Cihadî yönetim kelimesinde geçen cihat kelimesi çabanın ve zorluğun nihayeti anlamına gelen " cehd" kelimesinden gelmektedir. Bu yönetim şekli kişilerin bilimine dayanarak maddi olmayan hedefler doğrultusunda manevi ve pak bir motive kişiler tarafından gerçekleştirilmektedir. Bu asil ve büyük hedef İlahi rızanın sağlanmasına ve Allah'ın memnuniyetine yol açmaktadır.
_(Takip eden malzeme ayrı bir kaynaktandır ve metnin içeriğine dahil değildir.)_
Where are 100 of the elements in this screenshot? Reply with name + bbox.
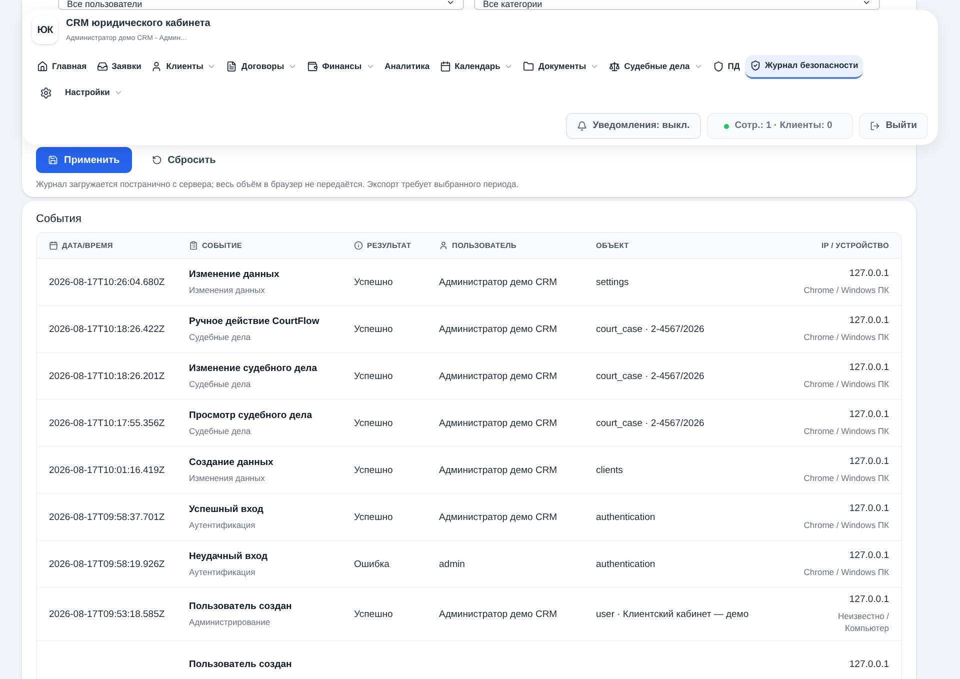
event-title: Изменение данных <box>189 268 280 280</box>
shield-icon <box>712 61 724 72</box>
ip-address: 127.0.0.1 <box>849 503 889 514</box>
result-cell: Успешно <box>354 276 393 288</box>
datetime-cell: 2026-08-17T10:26:04.680Z <box>49 276 165 288</box>
app-title: CRM юридического кабинета <box>66 17 210 31</box>
result-cell: Ошибка <box>354 558 390 570</box>
ip-address: 127.0.0.1 <box>849 362 889 373</box>
event-category: Администрирование <box>189 616 272 628</box>
apply-button[interactable]: Применить <box>36 147 132 173</box>
object-cell: court_case · 2-4567/2026 <box>596 324 704 334</box>
nav-item[interactable]: Календарь <box>434 54 518 78</box>
datetime-cell: 2026-08-17T10:18:26.422Z <box>49 324 165 334</box>
calendar-icon <box>440 61 451 72</box>
ip-address: 127.0.0.1 <box>849 456 889 467</box>
logout-button[interactable]: Выйти <box>858 113 928 139</box>
wallet-icon <box>307 61 318 72</box>
object-cell: clients <box>596 464 623 476</box>
device-info: Неизвестно / Компьютер <box>837 610 889 634</box>
datetime-cell: 2026-08-17T09:58:19.926Z <box>49 558 165 570</box>
nav-label: Финансы <box>322 60 362 73</box>
event-category: Изменения данных <box>189 284 266 296</box>
nav-item[interactable]: Главная <box>32 54 92 78</box>
user-icon <box>439 241 448 250</box>
bell-icon <box>576 121 587 131</box>
user-cell: Администратор демо CRM <box>439 276 558 288</box>
caret-icon <box>446 0 455 7</box>
device-info: Chrome / Windows ПК <box>802 566 889 578</box>
nav-label: ПД <box>728 60 740 73</box>
datetime-cell: 2026-08-17T10:01:16.419Z <box>49 464 165 476</box>
device-info: Chrome / Windows ПК <box>802 331 889 343</box>
home-icon <box>37 61 48 72</box>
filter-select[interactable]: Все категории <box>474 0 880 10</box>
nav-item[interactable]: Журнал безопасности <box>744 54 864 78</box>
ip-address: 127.0.0.1 <box>849 594 889 605</box>
logo: ЮК <box>32 16 58 44</box>
nav-label: Клиенты <box>166 60 204 73</box>
nav-item[interactable]: Клиенты <box>146 54 222 78</box>
nav-item[interactable]: Судебные дела <box>604 54 708 78</box>
event-title: Неудачный вход <box>189 550 269 562</box>
nav-item[interactable]: Документы <box>518 54 604 78</box>
ip-address: 127.0.0.1 <box>849 658 889 670</box>
object-cell: user · Клиентский кабинет — демо <box>596 608 749 620</box>
event-title: Пользователь создан <box>189 658 293 670</box>
nav-label: Журнал безопасности <box>764 59 858 72</box>
nav-label: Календарь <box>454 60 500 73</box>
datetime-cell: 2026-08-17T10:18:26.201Z <box>49 370 165 382</box>
device-info: Chrome / Windows ПК <box>802 425 889 437</box>
result-cell: Успешно <box>354 512 393 522</box>
user-cell: Администратор демо CRM <box>439 418 558 428</box>
nav-label: Заявки <box>112 60 142 73</box>
nav-item[interactable]: Настройки <box>60 80 128 104</box>
caret-icon <box>862 0 871 7</box>
device-info: Chrome / Windows ПК <box>802 378 889 390</box>
nav-item[interactable]: Заявки <box>92 54 146 78</box>
user-cell: Администратор демо CRM <box>439 370 558 382</box>
result-cell: Успешно <box>354 608 393 620</box>
user-icon <box>151 61 162 72</box>
logout-icon <box>870 121 880 131</box>
event-category: Аутентификация <box>189 520 256 530</box>
inbox-icon <box>96 61 108 72</box>
shield-check-icon <box>750 60 761 71</box>
nav-item[interactable]: ПД <box>708 54 745 78</box>
nav-item[interactable]: Финансы <box>302 54 380 78</box>
section-title: События <box>36 213 82 226</box>
object-cell: court_case · 2-4567/2026 <box>596 418 704 428</box>
user-cell: Администратор демо CRM <box>439 324 558 334</box>
settings-icon <box>40 86 52 98</box>
user-cell: Администратор демо CRM <box>439 512 558 522</box>
event-title: Ручное действие CourtFlow <box>189 316 320 326</box>
select-value: Все категории <box>483 0 542 9</box>
filter-select[interactable]: Все пользователи <box>58 0 464 10</box>
clipboard-icon <box>189 241 198 250</box>
nav-label: Аналитика <box>384 60 430 73</box>
ip-address: 127.0.0.1 <box>849 268 889 279</box>
ip-address: 127.0.0.1 <box>849 550 889 561</box>
nav-label: Документы <box>538 60 586 73</box>
nav-label: Главная <box>52 60 87 73</box>
calendar-icon <box>49 241 58 250</box>
nav-item[interactable]: Договоры <box>221 54 302 78</box>
event-category: Аутентификация <box>189 566 256 578</box>
event-title: Успешный вход <box>189 504 264 514</box>
object-cell: authentication <box>596 558 656 570</box>
reset-icon <box>152 155 162 165</box>
notifications-button[interactable]: Уведомления: выкл. <box>566 113 701 139</box>
ip-address: 127.0.0.1 <box>849 409 889 420</box>
save-icon <box>48 155 58 165</box>
event-title: Просмотр судебного дела <box>189 410 314 420</box>
user-cell: Администратор демо CRM <box>439 464 558 476</box>
object-cell: settings <box>596 276 629 288</box>
document-icon <box>226 61 238 72</box>
datetime-cell: 2026-08-17T09:58:37.701Z <box>49 512 165 522</box>
user-cell: admin <box>439 558 465 570</box>
device-info: Chrome / Windows ПК <box>802 519 889 531</box>
event-category: Изменения данных <box>189 472 266 484</box>
datetime-cell: 2026-08-17T09:53:18.585Z <box>49 608 165 620</box>
select-value: Все пользователи <box>67 0 142 9</box>
ip-address: 127.0.0.1 <box>849 315 889 326</box>
reset-button[interactable]: Сбросить <box>148 147 220 173</box>
nav-item[interactable]: Аналитика <box>380 54 435 78</box>
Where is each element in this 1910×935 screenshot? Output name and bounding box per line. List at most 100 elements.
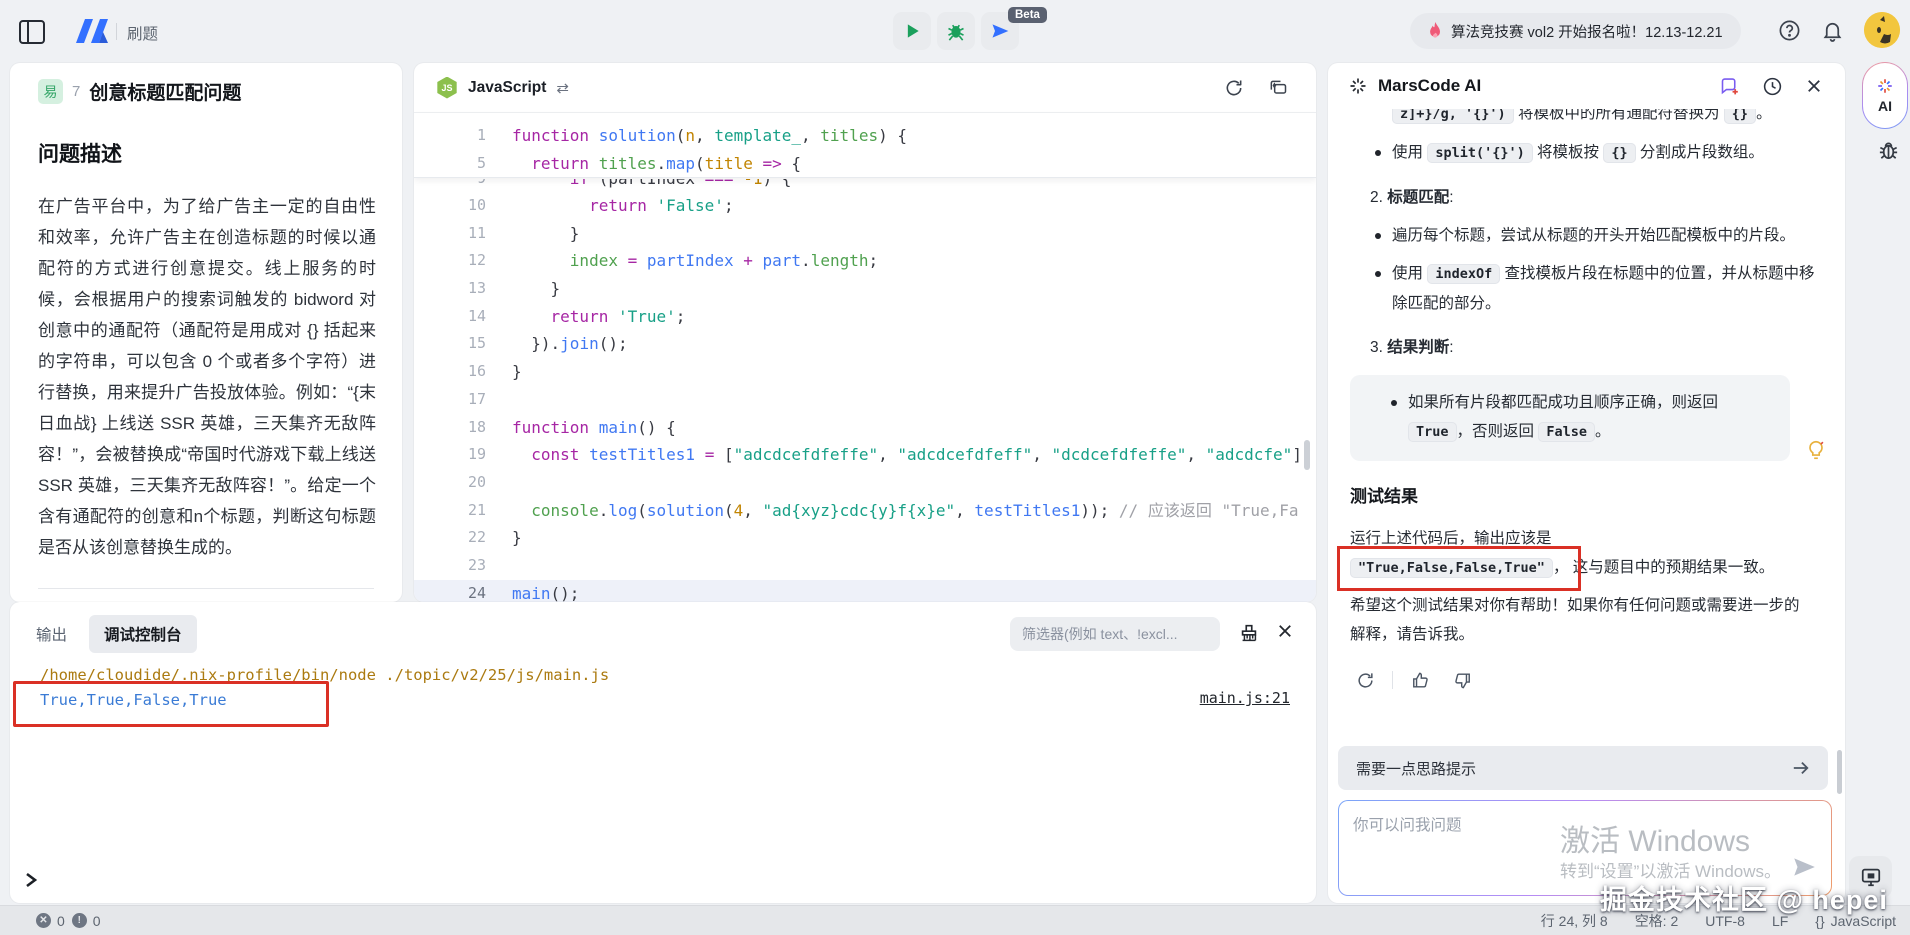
assistant-bullet: 使用 indexOf 查找模板片段在标题中的位置，并从标题中移除匹配的部分。 <box>1350 259 1823 318</box>
monitor-icon <box>1860 866 1882 888</box>
clear-console-icon[interactable] <box>1238 622 1260 649</box>
assistant-scrollbar[interactable] <box>1837 750 1842 794</box>
code-line-18[interactable]: 18function main() { <box>414 414 1316 442</box>
code-line-13[interactable]: 13 } <box>414 275 1316 303</box>
close-console-icon[interactable] <box>1276 622 1294 645</box>
topbar-divider <box>116 23 117 40</box>
line-number: 13 <box>414 275 512 303</box>
suggestion-chip[interactable]: 需要一点思路提示 <box>1338 746 1828 790</box>
code-line-20[interactable]: 20 <box>414 469 1316 497</box>
contest-notice-text: 算法竞技赛 vol2 开始报名啦！12.13-12.21 <box>1451 21 1723 42</box>
marscode-logo[interactable] <box>70 15 110 47</box>
code-area[interactable]: 9 if (partIndex === -1) {10 return 'Fals… <box>414 113 1316 602</box>
editor-scrollbar[interactable] <box>1304 440 1310 470</box>
warnings-indicator[interactable]: ! 0 <box>72 913 101 929</box>
assistant-bullet: 如果所有片段都匹配成功且顺序正确，则返回 True，否则返回 False。 <box>1366 388 1774 447</box>
code-text: function solution(n, template_, titles) … <box>512 122 907 150</box>
problem-header: 易 7 创意标题匹配问题 <box>38 78 374 105</box>
code-line-11[interactable]: 11 } <box>414 220 1316 248</box>
assistant-heading: 测试结果 <box>1350 482 1823 511</box>
description-heading: 问题描述 <box>38 138 374 168</box>
chat-input-box[interactable] <box>1338 800 1832 896</box>
code-line-15[interactable]: 15 }).join(); <box>414 330 1316 358</box>
code-line-9[interactable]: 9 if (partIndex === -1) { <box>414 179 1316 192</box>
line-number: 10 <box>414 192 512 220</box>
code-line-1[interactable]: 1function solution(n, template_, titles)… <box>414 122 1316 150</box>
code-chip: {} <box>1603 143 1635 163</box>
code-line-23[interactable]: 23 <box>414 552 1316 580</box>
code-text: } <box>512 275 560 303</box>
code-line-17[interactable]: 17 <box>414 386 1316 414</box>
code-text: function main() { <box>512 414 676 442</box>
tab-debug-console[interactable]: 调试控制台 <box>89 615 197 653</box>
fire-icon <box>1428 22 1443 40</box>
indentation-setting[interactable]: 空格: 2 <box>1635 911 1679 931</box>
assistant-paragraph: 希望这个测试结果对你有帮助！如果你有任何问题或需要进一步的解释，请告诉我。 <box>1350 591 1802 649</box>
assistant-header: MarsCode AI <box>1328 63 1845 109</box>
code-chip: {} <box>1724 109 1756 124</box>
reset-code-icon[interactable] <box>1224 78 1244 98</box>
ai-label: AI <box>1878 98 1892 114</box>
encoding-setting[interactable]: UTF-8 <box>1705 913 1745 929</box>
debug-button[interactable] <box>937 12 975 50</box>
annotation-red-box-chip: "True,False,False,True" <box>1350 553 1553 583</box>
close-assistant-icon[interactable] <box>1805 77 1823 95</box>
help-icon[interactable] <box>1778 19 1801 47</box>
javascript-file-icon: JS <box>436 77 458 99</box>
chat-input[interactable] <box>1351 811 1695 881</box>
filter-input[interactable] <box>1010 617 1220 651</box>
ai-sidebar-button[interactable]: AI <box>1862 62 1908 129</box>
lightbulb-icon[interactable] <box>1799 433 1833 467</box>
console-result-line[interactable]: True,True,False,True <box>40 691 227 709</box>
line-number: 9 <box>414 179 512 192</box>
avatar[interactable] <box>1864 12 1900 48</box>
code-line-19[interactable]: 19 const testTitles1 = ["adcdcefdfeffe",… <box>414 441 1316 469</box>
source-link[interactable]: main.js:21 <box>1200 689 1290 707</box>
console-header: 输出 调试控制台 <box>10 602 1316 666</box>
run-button[interactable] <box>893 12 931 50</box>
assistant-numbered-item: 3. 结果判断: <box>1350 333 1823 362</box>
assistant-callout: 如果所有片段都匹配成功且顺序正确，则返回 True，否则返回 False。 <box>1350 375 1790 461</box>
tab-output[interactable]: 输出 <box>36 623 67 645</box>
thumbs-down-button[interactable] <box>1447 665 1477 695</box>
new-chat-icon[interactable] <box>1719 76 1740 97</box>
code-editor-panel: JS JavaScript ⇄ 9 if (partIndex === -1) … <box>414 63 1316 602</box>
status-bar: ✕ 0 ! 0 行 24, 列 8 空格: 2 UTF-8 LF {} Java… <box>0 905 1910 935</box>
code-line-12[interactable]: 12 index = partIndex + part.length; <box>414 247 1316 275</box>
code-line-16[interactable]: 16} <box>414 358 1316 386</box>
assistant-panel: MarsCode AI z]+}/g, '{}') 将模板中的所有通配符替换为 … <box>1328 63 1845 903</box>
sidebar-toggle-icon[interactable] <box>19 20 45 44</box>
actions-divider <box>1392 671 1393 689</box>
contest-notice[interactable]: 算法竞技赛 vol2 开始报名啦！12.13-12.21 <box>1410 13 1741 49</box>
switch-language-icon[interactable]: ⇄ <box>556 79 569 97</box>
format-code-icon[interactable] <box>1268 78 1288 98</box>
sticky-code-lines: 1function solution(n, template_, titles)… <box>414 113 1316 178</box>
code-line-24[interactable]: 24main(); <box>414 580 1316 602</box>
code-line-22[interactable]: 22} <box>414 524 1316 552</box>
suggestion-label: 需要一点思路提示 <box>1356 758 1792 779</box>
console-command-line[interactable]: /home/cloudide/.nix-profile/bin/node ./t… <box>40 666 609 684</box>
code-line-21[interactable]: 21 console.log(solution(4, "ad{xyz}cdc{y… <box>414 497 1316 525</box>
sidebar-debug-icon[interactable] <box>1877 139 1900 167</box>
eol-setting[interactable]: LF <box>1772 913 1788 929</box>
console-prompt-chevron-icon[interactable] <box>24 872 38 893</box>
regenerate-button[interactable] <box>1350 665 1380 695</box>
thumbs-up-button[interactable] <box>1405 665 1435 695</box>
code-line-5[interactable]: 5 return titles.map(title => { <box>414 150 1316 178</box>
line-number: 24 <box>414 580 512 602</box>
errors-indicator[interactable]: ✕ 0 <box>36 913 65 929</box>
assistant-message: z]+}/g, '{}') 将模板中的所有通配符替换为 {}。使用 split(… <box>1328 109 1845 729</box>
history-icon[interactable] <box>1762 76 1783 97</box>
code-line-14[interactable]: 14 return 'True'; <box>414 303 1316 331</box>
code-line-10[interactable]: 10 return 'False'; <box>414 192 1316 220</box>
language-mode[interactable]: {} JavaScript <box>1815 913 1896 929</box>
line-number: 19 <box>414 441 512 469</box>
code-text: index = partIndex + part.length; <box>512 247 878 275</box>
line-number: 17 <box>414 386 512 414</box>
code-chip: True <box>1408 422 1457 442</box>
bell-icon[interactable] <box>1821 19 1844 47</box>
send-icon[interactable] <box>1791 854 1817 885</box>
editor-tab-javascript[interactable]: JavaScript <box>468 79 546 97</box>
screen-share-button[interactable] <box>1849 856 1892 898</box>
cursor-position[interactable]: 行 24, 列 8 <box>1541 911 1608 931</box>
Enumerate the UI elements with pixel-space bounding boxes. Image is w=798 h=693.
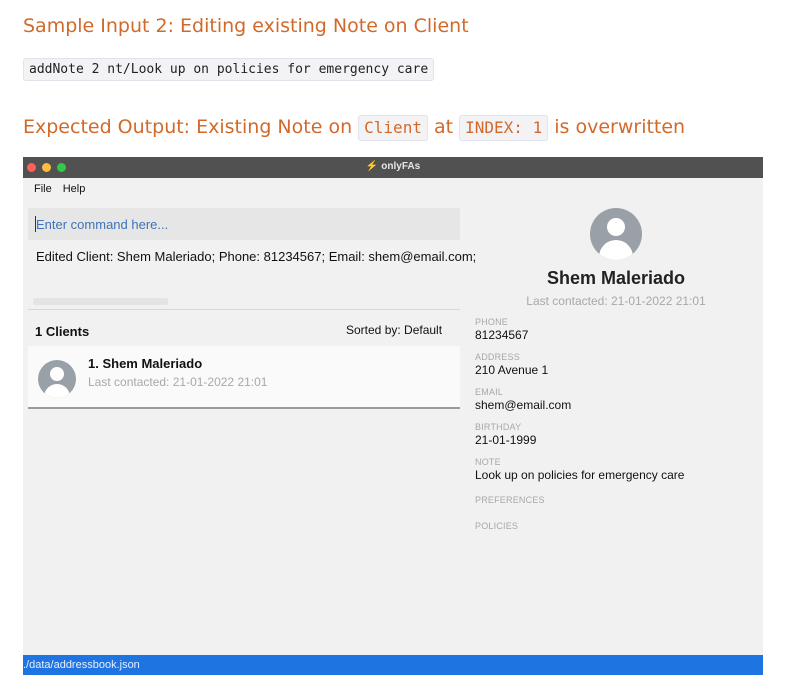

Cihadî olan bu yönetim şeklinde İslam dininin hükümleri, uygun bir yaşam için iyi bir strateji olarak görülmektedir. Bu yönetim düzeninin hedefi ise toplumda ahlak, affetme, özveri ve fedakarlık gibi dini değerlerin uygulanmasıdır. Cihadî yönetim, savurganlık, tüketicilik, tembellik, laubalilik ve ülkücü yoldan sapma gibi olaylara karşı olup bunlar ile mücadele etmelidir. Halbuki çoğunlukla kapitalist kültürün ürünü olan diğer yönetim metotlarında toplum, tüketicilik, savurganlık, adaletsizlik, hazcılık ve insani ülkülerden uzaklaşmaya yönlendirilmektedir.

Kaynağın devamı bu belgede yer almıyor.